Set up an "AI Search" channel in GA4 grouping ChatGPT, Perplexity, Claude and the others by referral domain. Treat per-prompt visibility data from tools like Profound, Otterly, Ahrefs Brand Radar and Semrush AI Visibility Index as directional — repeated sampling and trend lines are what's signal, not single-prompt snapshots. Pair topical prompts ("best CRM for Series B") with evaluation prompts ("evaluate [your brand] on [criterion]") so you're measuring perception, not just presence.

The honest summary

The clean version of the story: ChatGPT is running a two-stage funnel, citing roughly half the pages it retrieves, weighing brand mentions over backlinks by about 3:1, pulling 44% of citations from the first third of a page, preferring recently maintained authority over either stale or brand-new content, leaning heavily on Wikipedia and Reddit for its source mix, and rewarding pages that include statistics, source citations and direct quotes by up to 40%.
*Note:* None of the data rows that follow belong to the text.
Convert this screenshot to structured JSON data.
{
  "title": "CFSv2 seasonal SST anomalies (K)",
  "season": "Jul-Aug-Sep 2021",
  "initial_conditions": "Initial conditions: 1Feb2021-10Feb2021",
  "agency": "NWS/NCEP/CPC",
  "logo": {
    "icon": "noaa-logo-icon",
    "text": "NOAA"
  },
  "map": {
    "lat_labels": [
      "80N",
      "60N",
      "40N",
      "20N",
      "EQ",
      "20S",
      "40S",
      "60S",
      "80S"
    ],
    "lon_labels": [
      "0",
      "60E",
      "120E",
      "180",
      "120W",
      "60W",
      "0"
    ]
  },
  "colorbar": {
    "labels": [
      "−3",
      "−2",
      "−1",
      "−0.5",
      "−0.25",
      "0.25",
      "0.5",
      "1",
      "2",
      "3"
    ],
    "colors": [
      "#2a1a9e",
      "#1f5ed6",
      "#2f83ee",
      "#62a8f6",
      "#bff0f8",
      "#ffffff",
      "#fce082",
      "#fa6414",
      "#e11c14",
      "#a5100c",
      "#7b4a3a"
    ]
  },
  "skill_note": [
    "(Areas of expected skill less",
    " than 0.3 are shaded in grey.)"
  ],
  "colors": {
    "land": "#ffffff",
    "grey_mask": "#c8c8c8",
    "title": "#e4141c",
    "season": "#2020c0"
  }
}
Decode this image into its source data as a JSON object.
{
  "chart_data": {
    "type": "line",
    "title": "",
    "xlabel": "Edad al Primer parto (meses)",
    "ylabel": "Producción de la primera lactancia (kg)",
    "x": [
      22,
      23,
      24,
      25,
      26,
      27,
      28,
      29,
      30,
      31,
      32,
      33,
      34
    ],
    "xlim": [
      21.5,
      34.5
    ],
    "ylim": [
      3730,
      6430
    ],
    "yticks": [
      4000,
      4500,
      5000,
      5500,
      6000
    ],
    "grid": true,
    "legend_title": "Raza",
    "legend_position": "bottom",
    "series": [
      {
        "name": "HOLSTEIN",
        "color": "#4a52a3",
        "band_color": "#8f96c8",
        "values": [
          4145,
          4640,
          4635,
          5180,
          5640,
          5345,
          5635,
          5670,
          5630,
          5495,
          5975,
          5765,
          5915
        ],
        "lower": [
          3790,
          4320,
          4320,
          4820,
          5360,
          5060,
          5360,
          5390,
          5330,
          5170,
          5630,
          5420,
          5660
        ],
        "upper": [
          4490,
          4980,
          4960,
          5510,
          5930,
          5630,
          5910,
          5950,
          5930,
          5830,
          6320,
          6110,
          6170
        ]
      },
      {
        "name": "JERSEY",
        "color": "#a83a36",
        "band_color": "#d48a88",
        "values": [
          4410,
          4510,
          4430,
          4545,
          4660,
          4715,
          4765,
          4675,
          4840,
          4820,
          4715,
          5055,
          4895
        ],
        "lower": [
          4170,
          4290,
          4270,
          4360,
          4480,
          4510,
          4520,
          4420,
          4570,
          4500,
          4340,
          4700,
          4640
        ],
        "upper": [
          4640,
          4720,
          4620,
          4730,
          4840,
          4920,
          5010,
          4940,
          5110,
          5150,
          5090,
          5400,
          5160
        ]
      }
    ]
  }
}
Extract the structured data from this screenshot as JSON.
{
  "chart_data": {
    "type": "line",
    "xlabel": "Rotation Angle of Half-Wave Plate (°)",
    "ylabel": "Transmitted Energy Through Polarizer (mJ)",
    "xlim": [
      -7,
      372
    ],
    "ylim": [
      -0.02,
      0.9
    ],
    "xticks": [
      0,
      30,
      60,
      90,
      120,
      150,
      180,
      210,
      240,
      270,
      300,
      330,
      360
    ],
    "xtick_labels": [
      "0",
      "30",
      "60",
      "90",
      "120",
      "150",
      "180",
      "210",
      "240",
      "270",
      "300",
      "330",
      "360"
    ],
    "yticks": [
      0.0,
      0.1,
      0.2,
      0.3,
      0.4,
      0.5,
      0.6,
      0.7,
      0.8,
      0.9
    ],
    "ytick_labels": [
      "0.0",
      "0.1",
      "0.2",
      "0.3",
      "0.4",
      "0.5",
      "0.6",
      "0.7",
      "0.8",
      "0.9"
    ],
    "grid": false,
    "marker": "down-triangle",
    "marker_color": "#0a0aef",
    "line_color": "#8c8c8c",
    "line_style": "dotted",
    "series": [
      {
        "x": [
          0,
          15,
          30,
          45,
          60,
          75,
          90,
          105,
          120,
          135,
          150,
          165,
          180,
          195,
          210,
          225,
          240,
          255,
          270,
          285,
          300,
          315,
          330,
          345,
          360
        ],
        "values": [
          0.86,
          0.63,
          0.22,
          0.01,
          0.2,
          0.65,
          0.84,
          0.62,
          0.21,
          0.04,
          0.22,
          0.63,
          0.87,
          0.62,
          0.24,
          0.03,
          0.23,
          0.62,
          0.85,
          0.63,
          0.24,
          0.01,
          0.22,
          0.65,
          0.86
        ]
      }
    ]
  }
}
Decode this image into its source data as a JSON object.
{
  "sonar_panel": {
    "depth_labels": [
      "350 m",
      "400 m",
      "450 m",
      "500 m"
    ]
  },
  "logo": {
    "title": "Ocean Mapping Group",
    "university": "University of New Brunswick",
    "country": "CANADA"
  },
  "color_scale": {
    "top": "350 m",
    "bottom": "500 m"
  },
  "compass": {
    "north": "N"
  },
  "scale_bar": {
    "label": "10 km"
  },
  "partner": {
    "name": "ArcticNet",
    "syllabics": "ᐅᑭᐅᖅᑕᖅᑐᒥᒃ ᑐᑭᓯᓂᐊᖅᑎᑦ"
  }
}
The messy version: the field is moving fast, every major study has caveats, attribution is genuinely hard, and the practitioners who feel confident in their AEO strategy are still a small minority of the marketing function — which means there is still real room to win for teams that move on the evidence we do have.

The teams getting cited by ChatGPT in May 2026 aren't the ones with the prettiest content. They're the ones whose content the retrieval layer can read, whose brand the off-site web has agreed exists, and whose answer is in the first paragraph instead of buried four scrolls down.

That's the work. Most of it is unsexy. Almost all of it is doable this quarter.